A medida retrocedeu a legislação em vigor até então, que autorizava a interrupção da gravidez em casos de estupro, incesto ou para proteger a vida da mãe. A HRW pediu que as autoridades investigassem e protegessem as mulheres visadas e responsabilizasse os autores das ameaças.

Na Polônia, mulheres em protesto viram alvo de extremistas
Mulheres fecharam as ruas de Cracóvia, na Polônia, ao protestar por direitos coletivos em outubro de 2020 (Foto: Divulgação/ Franciszek Vetulani)

Conforme a pesquisadora sênior da HRW, Hillary Margolis, o cenário dos direitos das mulheres na Polônia é cada vez “mais hostil e violento”. A maioria das ameaças aos grupos ocorreu em 8 de março, o Dia Internacional da Mulher.

“As defensoras dos direitos das mulheres devem ser capazes de se expressar publicamente, inclusive quando se opõem às políticas do governo, sem ter alvos em suas costas”, disse Margolis.

Ameaças

Por email, agressores afirmaram que tramavam uma “vingança” pelos grupos apoiarem o movimento das mulheres nas ruas.

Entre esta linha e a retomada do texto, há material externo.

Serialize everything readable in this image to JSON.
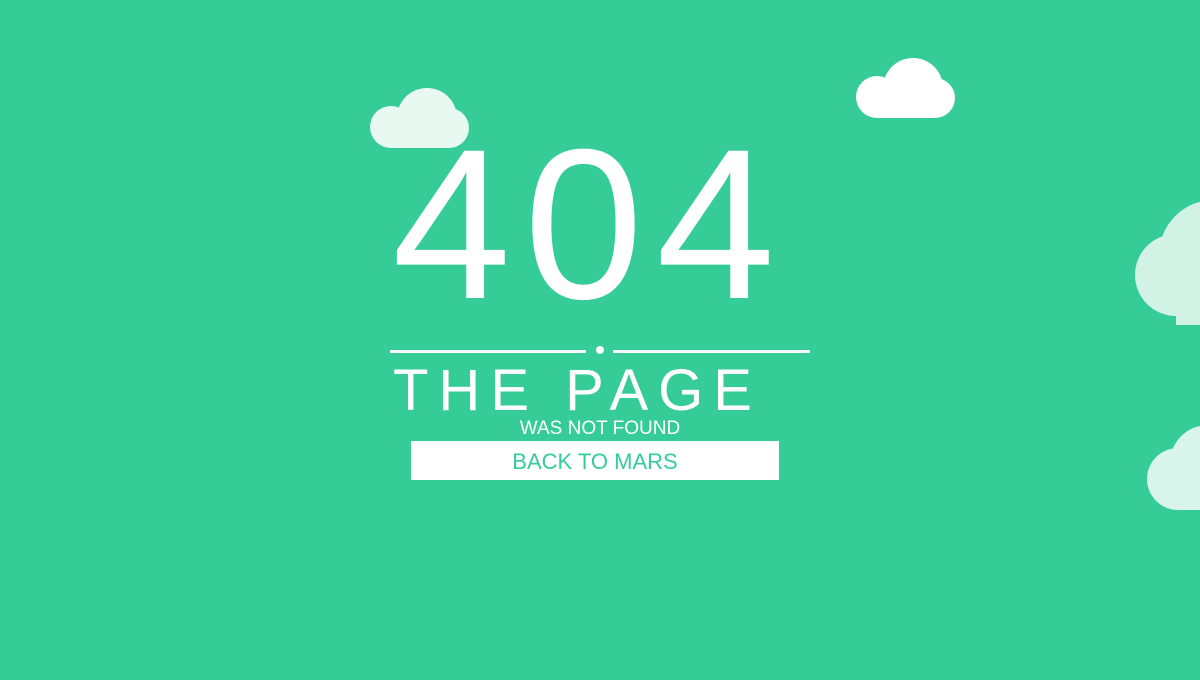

Os textos prometiam ataques a bomba em atividades realizadas pelas ativistas.

As mulheres relatam, porém, que a polícia desencorajou os grupos a tomarem qualquer atitude após as ameaças. “Oficiais disseram que aquilo não era realmente sério”, relataram as vítimas.

A única vez em que a polícia verificou as ameaças foi antes de uma apresentação artística em local próximo à residência do vice-primeiro-ministro, Jaroslaw Kaczynski. Agressores anunciaram que explodiriam uma bomba no local, mas nenhum artefato foi encontrado.

Liderada pelo presidente de ultradireita, Andrzej Duda, a Polônia abandonou em agosto a Convenção de Istambul, tratado europeu lança medidas para prevenir e combater a violência contra as mulheres. Varsóvia também apoia cidades que se dizem “zonas livres de LGBTs” enquanto analistas apontam para um grave recuo democrático no país.

De acordo com um levantamento da BBC, a Polônia registra cerca de mil abortos legais por ano. Grupos de ativistas, no entanto, apontam que o número de procedimentos realizados de forma ilegal gira entre 80 mil e 120 mil anualmente.